Steve Rattner, a former Obama official and current cable news personality, has also been attacked by the president. “.@SteveRattner While I think you should have gone to prison for what you did, I guess Obama saved you. But watch — I will win!” Trump wrote before the 2016 election.
When hip-hop legend Snoop Dogg released a music video that included footage of him pointing a prop gun that fired out a “BANG” sign at a Trump caricature, the president suggested it was a criminal offense.
Can’t leave out flag burners: “Nobody should be allowed to burn the American flag — if they do, there must be consequences — perhaps loss of citizenship or year in jail!” (A 1989 Supreme Court ruling in Texas v. Johnson upheld the constitutional right to burn the American flag.)
Treason is a favorite Trump charge, one he bandies about most readily, even if his concept of the crime stretches beyond the legal definition.
People who leak information? “Traitors and cowards, and we will find out who they are!” Trump has tweeted.
FBI agent Peter Strzok? “This is the FBI we’re talking about — that is treason,” Trump told the Wall Street Journal. “That is a treasonous act. What he tweeted to his lover is a treasonous act.”
Chelsea Manning, the former U.S. Army soldier who passed information to WikiLeaks? “Ungrateful TRAITOR.”
Army Sgt. Bowe Bergdahl? “A dirty rotten traitor,” according to Trump.

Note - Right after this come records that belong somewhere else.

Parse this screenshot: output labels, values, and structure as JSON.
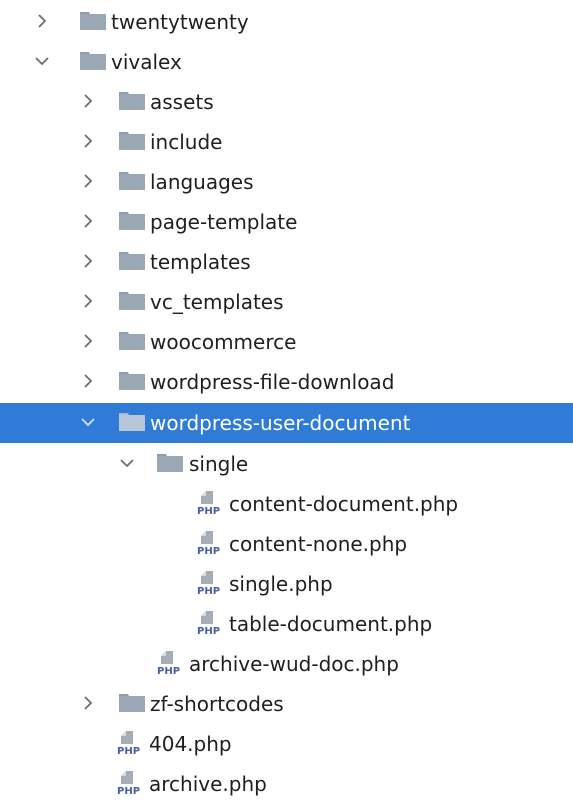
{
  "tree": {
    "items": [
      {
        "label": "twentytwenty",
        "type": "folder",
        "expanded": false,
        "icon": "folder-icon"
      },
      {
        "label": "vivalex",
        "type": "folder",
        "expanded": true,
        "icon": "folder-icon"
      },
      {
        "label": "assets",
        "type": "folder",
        "expanded": false,
        "icon": "folder-icon"
      },
      {
        "label": "include",
        "type": "folder",
        "expanded": false,
        "icon": "folder-icon"
      },
      {
        "label": "languages",
        "type": "folder",
        "expanded": false,
        "icon": "folder-icon"
      },
      {
        "label": "page-template",
        "type": "folder",
        "expanded": false,
        "icon": "folder-icon"
      },
      {
        "label": "templates",
        "type": "folder",
        "expanded": false,
        "icon": "folder-icon"
      },
      {
        "label": "vc_templates",
        "type": "folder",
        "expanded": false,
        "icon": "folder-icon"
      },
      {
        "label": "woocommerce",
        "type": "folder",
        "expanded": false,
        "icon": "folder-icon"
      },
      {
        "label": "wordpress-file-download",
        "type": "folder",
        "expanded": false,
        "icon": "folder-icon"
      },
      {
        "label": "wordpress-user-document",
        "type": "folder",
        "expanded": true,
        "selected": true,
        "icon": "folder-icon"
      },
      {
        "label": "single",
        "type": "folder",
        "expanded": true,
        "icon": "folder-icon"
      },
      {
        "label": "content-document.php",
        "type": "php-file",
        "icon": "php-file-icon"
      },
      {
        "label": "content-none.php",
        "type": "php-file",
        "icon": "php-file-icon"
      },
      {
        "label": "single.php",
        "type": "php-file",
        "icon": "php-file-icon"
      },
      {
        "label": "table-document.php",
        "type": "php-file",
        "icon": "php-file-icon"
      },
      {
        "label": "archive-wud-doc.php",
        "type": "php-file",
        "icon": "php-file-icon"
      },
      {
        "label": "zf-shortcodes",
        "type": "folder",
        "expanded": false,
        "icon": "folder-icon"
      },
      {
        "label": "404.php",
        "type": "php-file",
        "icon": "php-file-icon"
      },
      {
        "label": "archive.php",
        "type": "php-file",
        "icon": "php-file-icon"
      }
    ],
    "php_badge_text": "PHP"
  },
  "colors": {
    "selection": "#2f7bd6",
    "folder": "#9aa7b5",
    "chevron": "#6e6e6e",
    "php_badge": "#4a5fa8"
  }
}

Democrats who failed to applaud the president during the State of the Union? “Somebody said ‘treasonous.’ I mean, yeah, I guess, why not? Shall we call that treason?” Trump told a crowd in Cincinnati. “Why not? I mean, they certainly didn’t seem to love our country very much.”
When an anonymous official inside Trump’s own administration published an infamous New York Times opinion piece, Trump blasted out a one-word response: “TREASON?”
In a later interview with Fox News, the president suggested the paper itself had committed the crime by running the piece.
"Number one, the Times should never have done that,” he said. “What they’ve done, virtually it’s treason.”